Goldilocks Economics
By Don Newman
The American public has become almost schizophrenic in its viewpoint of the consumer marketplace. On the one hand, if a company becomes too big by offering lower prices for its products it is castigated for unfair competition and putting maw-and-pop stores out of business. Of course, the company referred to here is Wal-Mart.
On the other hand if prices are too high for something, such as prescription drugs or gasoline, then those companies are castigated as well. What prompted this column is a late afternoon story in The Honolulu Advertiser today, April 27, 2006, that the state Attorney General is filing suit against the pharmaceutical companies for “grossly excessive prices” related to the Medicare and Medicaid programs.
It is also true in the case of “big oil” companies that many believe they are “gouging” the public. In both cases the main objection to high prices is that these commodities are “necessities” that people simply cannot do without. Many of those whose lives depend upon certain drugs are on fixed incomes and claim that such drugs are a “necessity” and it is a matter of choice between food or drugs.
The same argument is also used by those who object to high gasoline prices. They must get to work, they must take their children to school and they must go to Wal-Mart to buy their “necessities.” In this case the “necessities” are food and the other accoutrements that truly are the necessities of life.
This kind of dance seems kind of crazy when looked at carefully. Pharmaceutical companies spend billions of dollars discovering, researching, developing and bringing to market life-saving drugs but they are then expected to practically give them away on the logic that they are “necessities” for the people who need them.

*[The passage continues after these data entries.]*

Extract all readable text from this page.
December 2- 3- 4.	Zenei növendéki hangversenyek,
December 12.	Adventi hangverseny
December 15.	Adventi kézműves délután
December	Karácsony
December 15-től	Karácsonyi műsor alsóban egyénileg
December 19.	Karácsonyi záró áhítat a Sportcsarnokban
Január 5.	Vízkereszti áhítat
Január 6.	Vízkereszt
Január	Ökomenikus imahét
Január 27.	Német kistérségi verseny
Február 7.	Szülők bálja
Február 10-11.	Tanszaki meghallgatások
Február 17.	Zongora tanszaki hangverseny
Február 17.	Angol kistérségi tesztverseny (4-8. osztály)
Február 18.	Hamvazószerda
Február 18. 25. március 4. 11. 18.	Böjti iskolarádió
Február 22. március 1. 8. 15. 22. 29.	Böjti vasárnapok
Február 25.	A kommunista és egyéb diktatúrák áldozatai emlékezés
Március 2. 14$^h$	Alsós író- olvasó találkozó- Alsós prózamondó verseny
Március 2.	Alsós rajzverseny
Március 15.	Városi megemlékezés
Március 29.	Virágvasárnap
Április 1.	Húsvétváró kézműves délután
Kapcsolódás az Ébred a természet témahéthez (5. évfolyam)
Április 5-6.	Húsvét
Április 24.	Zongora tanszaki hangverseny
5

Oil companies are expected to comply with a veritable maze of regulations that hamper their every move, yet provide gasoline at a “fair” price. What that “fair” price is, is whatever doesn’t offend the buying public. But how can anyone know ahead of time what this price is? It is when people stop buying. Then companies get the message.
That is the magic of pricing, it is nearly instant communication.
Suppose for a moment you sell a product for $10. It costs you $9 in total costs to produce it. Your profit is $1 and your profit margin is 10 percent. Now suppose your costs double from $9 to $18, so you double your price, to $20. You now have doubled your profits from $1 to $2 but your profit margin is still the same 10 percent. Are you price gouging or merely keeping pace with your cost increases?
The extra billions of dollars that “big oil” is now making is the basis for the capital that will be needed to expand oil field production and refinery capacity, which will eventually bring prices back down, if we can get Al Gore and the other environmental fanatics to permit these facilities to be built. The current high price of gas is a government manufactured problem, and that fact cannot be stated enough.
It is noteworthy that Sen. Ted Kennedy came out in opposition today to the planned wind farm in Nantucket Sound. Need one say more? Not In My Back Yard. Isn’t that what everyone says? What is the alternative? More imported foreign oil, which must be acceptable in this case as long as there aren’t windmills within the Senator’s view.
So there is a real split between what the American public wants and what they are willing to accept. If they truly buy into “global warming” then high gasoline prices are a good thing, since it reduces usage and greenhouse gases. If lower gasoline prices are a good thing, then they have to forego complaining about “greenhouse gases.” It is strictly, either/or -- your personal comfort or global responsibility. You pays your money and you takes your choice.
Some companies are considered “bad” because their prices are too low. Other companies are considered “bad” because their prices are too high. The American people have all become like Goldilocks. Prices cannot be too low, prices cannot be too high, prices must be “just right.” Call it Goldilocks economics.